The research paper presents the results of the author's Ph.D. thesis, which is currently in its final stages of production and will be officially submitted in June 2017. Its main research objective is to explain the contrasting prominence of the firearm control issue in the political agendas of Brazil and Uruguay during the last decade, as well as the differing policy decisions that followed. Namely, the approval of the 'Disarmament Statute' in Brazil in 2003 and the 'Firearm Law' in Uruguay in 2014.
To explain these phenomena, we resort to public policy theories concerning policy formation, a term that condenses three aspects of the policy process: agenda-setting, the development of alternatives and policy decision making. Applied is John Kingdon’s (2014/1995) Multiple Streams Framework (MSF), because of its capacity to analyze the dynamics surrounding agenda-setting, policy change and variation. However, we go beyond the original framework and adopt a major recent modification proposed by Zohlnhöfer, Herweg, and Huß (2016), which introduces a second coupling process to the framework. Their suitability is assessed with the help of empirical evidence from different qualitative explanatory sources. Among others, the study of legislative documents, academic literature and media reports, as well as the conduction of in situ interviews with protagonists of the specific policy processes.
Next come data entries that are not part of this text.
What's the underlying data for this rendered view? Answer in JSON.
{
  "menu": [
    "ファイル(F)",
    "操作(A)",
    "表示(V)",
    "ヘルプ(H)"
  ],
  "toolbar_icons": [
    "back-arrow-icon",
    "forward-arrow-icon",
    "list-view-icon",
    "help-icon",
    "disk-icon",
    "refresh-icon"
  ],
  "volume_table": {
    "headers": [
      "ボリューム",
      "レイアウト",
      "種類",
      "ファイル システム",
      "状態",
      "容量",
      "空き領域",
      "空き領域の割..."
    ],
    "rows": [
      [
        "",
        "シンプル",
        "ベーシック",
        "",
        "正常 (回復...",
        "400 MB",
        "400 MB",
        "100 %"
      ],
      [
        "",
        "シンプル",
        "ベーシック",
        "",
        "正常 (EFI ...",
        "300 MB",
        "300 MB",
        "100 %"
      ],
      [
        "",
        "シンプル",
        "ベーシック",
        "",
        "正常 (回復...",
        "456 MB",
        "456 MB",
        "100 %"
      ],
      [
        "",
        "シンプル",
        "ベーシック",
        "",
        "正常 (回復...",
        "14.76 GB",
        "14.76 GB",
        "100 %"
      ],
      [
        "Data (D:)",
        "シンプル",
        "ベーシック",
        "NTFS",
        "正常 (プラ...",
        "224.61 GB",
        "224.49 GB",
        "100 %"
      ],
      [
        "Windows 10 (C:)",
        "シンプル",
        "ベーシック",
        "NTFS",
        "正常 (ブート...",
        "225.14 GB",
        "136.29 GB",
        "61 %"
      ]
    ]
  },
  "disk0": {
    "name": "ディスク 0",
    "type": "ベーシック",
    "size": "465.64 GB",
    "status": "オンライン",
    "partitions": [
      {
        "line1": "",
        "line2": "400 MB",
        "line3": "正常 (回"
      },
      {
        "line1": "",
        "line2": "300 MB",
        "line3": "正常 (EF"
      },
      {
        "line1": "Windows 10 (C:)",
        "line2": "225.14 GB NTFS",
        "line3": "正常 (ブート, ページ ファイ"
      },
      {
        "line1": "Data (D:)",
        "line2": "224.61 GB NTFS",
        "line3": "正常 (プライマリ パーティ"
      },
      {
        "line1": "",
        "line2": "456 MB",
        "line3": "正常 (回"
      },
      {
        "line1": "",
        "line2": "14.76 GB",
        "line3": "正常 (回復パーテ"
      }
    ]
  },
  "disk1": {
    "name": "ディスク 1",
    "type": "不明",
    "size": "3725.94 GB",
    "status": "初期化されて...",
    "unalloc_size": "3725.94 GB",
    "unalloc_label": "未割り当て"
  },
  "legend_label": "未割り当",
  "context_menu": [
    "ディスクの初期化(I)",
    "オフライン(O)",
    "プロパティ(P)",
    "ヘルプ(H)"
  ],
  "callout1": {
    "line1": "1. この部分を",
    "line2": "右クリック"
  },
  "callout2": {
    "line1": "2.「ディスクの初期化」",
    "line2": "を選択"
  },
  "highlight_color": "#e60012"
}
Inasmuch as the MSF and the proposed extension were developed with Western democracies in mind, their explanatory capacity might not be the same in different regions. Thus, our second research objective is the further development of the MSF and the public policy research agenda in Latin America. Because the study of policy formation in the region is recent and relatively limited, we aim to make an original contribution to the empirical verification of the MSF in Latin America and developing countries. The challenges and complications that arouse during the analysis will allow us to devise adjustments to the MSF and its extension, and to further its theoretical development, while deepening our understanding of the policy formation process in Latin America.
Bibliography:
● Kingdon JW (2014) Agendas, Alternatives, and Public Policy. 2nd ed. Crawfordsville: Pearson Education Limited.
● Zohlnhöfer R, Herweg N and Huß C (2016) Bringing Formal Political Institutions into the Multiple Streams Framework: An
Analytical Proposal for Comparative Policy Analysis. Journal of Comparative Policy Analysis: Research and Practice 18(3): 243–256.